Certains canonistes vieux-catholiques prodiguaient des leçons de tactique. Ils prévoyaient qu’après la déposition d’un évêque par l’État, Rome pourrait frapper le diocèse d’interdit ; d’avance ils dictaient les moyens de riposte. Les fidèles feraient du bruit : on mobiliserait l’armée. Les prêtres, tenant compte de l’interdit, refuseraient de faire leur besogne : on leur supprimerait tous leurs revenus, et puis on les expulserait de l’école primaire. On inviterait les patrons ou les fidèles à pourvoir eux-mêmes les cures vacantes ; et l’on s’adresserait à l’évêque Reinkens pour donner aux prêtres ainsi nommés les pouvoirs nécessaires. Ainsi « l’homme du commun pourrait toujours aller à l’église, se confesser, » et peu lui importerait dès lors ce qui se passerait à Cologne ou bien à Paderborn, et que les évêques de ces deux villes fussent assis encore sur leurs sièges ou qu’ils en fussent renversés.
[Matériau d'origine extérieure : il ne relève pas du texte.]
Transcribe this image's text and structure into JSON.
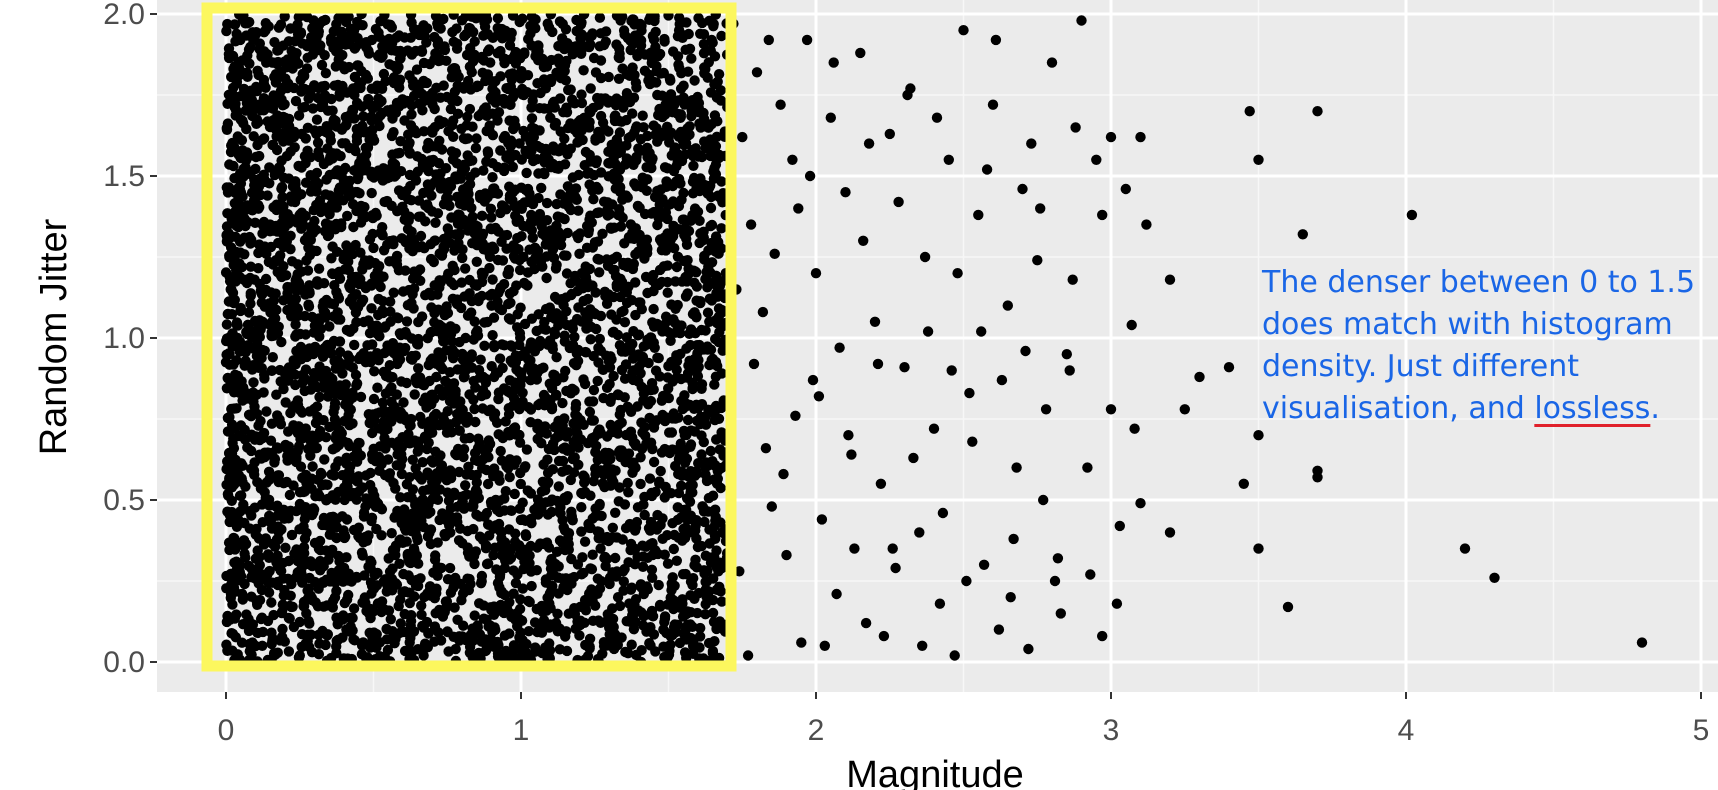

Pas de mesures d’expulsion ou d’internement contre les évêques, comme déjà certains législateurs y songeaient ; on n’avait qu’à briser leur crosse ; ils ne compteraient plus, une fois déchus, et les morceaux n’en pèseraient pas lourd. Le ton d’assurance avec lequel se déroulait ce programme semblait défier toute critique. Si ces prélats révoqués filaient à l’étranger pour continuer leurs complots, on mettrait des policiers à leurs trousses pour les surveiller ; et s’ils restaient au milieu de leur troupeau, il suffirait de renvoyer à l’expéditeur toute lettre qui leur serait adressée et qui les mentionnerait comme évêques, d’empêcher qu’eux-mêmes ne scellassent d’un cachet épiscopal les messages qu’ils enverraient, de s’opposer à toute publication de mandement : les notables du vieux-catholicisme fondaient de grands espoirs, dans la lutte contre les évêques, sur le zèle averti des postiers.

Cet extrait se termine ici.